Interspeech'2005 - Eurospeech

Lisbon, Portugal
September 4-8, 2005

Combining Speaker Identification and BIC for Speaker Diarization

Xuan Zhu (1), Claude Barras (1), Sylvain Meignier (2), Jean-Luc Gauvain (1)

(1) LIMSI-CNRS, Orsay, France; (2) LIUM-CNRS, France

This paper describes recent advances in speaker diarization by incorporating a speaker identification step. This system builds upon the LIMSI baseline data partitioner used in the broadcast news transcription system. This partitioner provides a high cluster purity but has a tendency to split the data from a speaker into several clusters, when there is a large quantity of data for the speaker.
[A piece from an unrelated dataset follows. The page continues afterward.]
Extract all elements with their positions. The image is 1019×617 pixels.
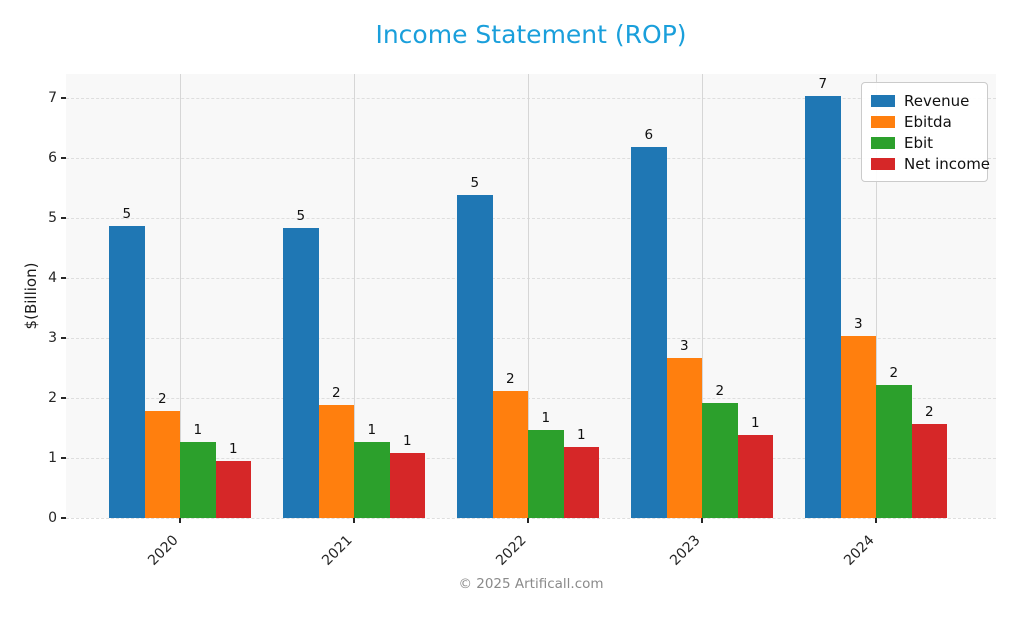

Several improvements to the baseline system have been made. Firstly, a standard Bayesian information criterion (BIC) agglomerative clustering has been integrated replacing the iterative Gaussian mixture model (GMM) clustering. Then a second clustering stage has been added, using a speaker identification method with MAP adapted GMM. A final post-processing stage refines the segment boundaries using the output of the transcription system. On the RT-04f and ESTER evaluation data, the improved multi-stage system provides between 40% and 50% reduction of the speaker error, relative to a standard BIC clustering system.

Full Paper

Bibliographic reference.  Zhu, Xuan / Barras, Claude / Meignier, Sylvain / Gauvain, Jean-Luc (2005): "Combining speaker identification and BIC for speaker diarization", In INTERSPEECH-2005, 2441-2444.